= Yefim Golyshev =

Ukrainian painter and composer

Yefim Golyshev (Юхим Голишев), variously transliterated as Golyscheff, Golyschev, Golishiff, Golishev, etc., 8 September 1897 – 25 September 1970) was a Ukrainian-born painter and composer who was mainly active in Europe.

After a successful career as a child prodigy violinist and the Reger Prize from Berlin's Stern Conservatory, Golyshev became one of the founding members of the Dadaist November Group, painting "anti-art" works and creating music for kitchen utensils and various new, invented instruments. In 1933 he had to flee from the Nazis, first to Portugal, then to Barcelona, where he worked as a chemist until 1938. He spent World War II in France, either in prison or hiding. Between 1956 and 1966 Golyshev, lived in São Paulo, where he influenced Brazil's Música Nova composers. He died in Paris in 1970.

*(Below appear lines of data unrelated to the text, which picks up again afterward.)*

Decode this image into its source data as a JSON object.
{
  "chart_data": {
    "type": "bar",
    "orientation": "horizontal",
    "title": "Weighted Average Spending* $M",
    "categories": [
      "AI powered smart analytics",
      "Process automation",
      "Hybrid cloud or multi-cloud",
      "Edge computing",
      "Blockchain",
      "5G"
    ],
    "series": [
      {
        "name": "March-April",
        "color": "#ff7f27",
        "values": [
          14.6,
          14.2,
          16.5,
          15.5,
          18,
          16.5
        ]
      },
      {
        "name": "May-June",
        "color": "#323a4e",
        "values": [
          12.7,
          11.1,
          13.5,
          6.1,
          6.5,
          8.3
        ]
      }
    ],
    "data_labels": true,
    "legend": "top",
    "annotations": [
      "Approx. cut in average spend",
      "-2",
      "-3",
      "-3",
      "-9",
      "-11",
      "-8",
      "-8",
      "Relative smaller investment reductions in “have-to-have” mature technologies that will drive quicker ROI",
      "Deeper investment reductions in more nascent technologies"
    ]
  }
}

Golyshev the composer is notable for his only surviving composition, a string trio. This piece, subtitled Zwölftondauer-Komplexe (twelve-tone-duration complexes), was published in 1925 in Berlin, but was possibly written as early as 1914. It makes use of various 12-note and 12-duration complexes, making it one of the earliest pieces of music composed using a variant of twelve-tone technique, and predating Olivier Messiaen's work. There are five movements, four provided with titles referencing their dynamics:
1. Mezzo-forte (Largo)
2. Fortissimo (Allegro)
3. Piano (Andante)
4. Pianissimo (Allegretto)
5. Adagio (Adagio)
The dynamics in the last movement are left to the performers to decide on. Copies of the archival score can be ordered directly from Robert Lienau, the original publishers of the work.

The rest of Golyshev's compositional output, which included two operas, romances, music for Vsevolod Pudovkin's lost film Igdenbu the Great Hunter, a string quartet and other pieces, is lost.

Golyshev provided illustrations for Sensorialité Excentrique, the last book published by Raoul Hausmann in 1970.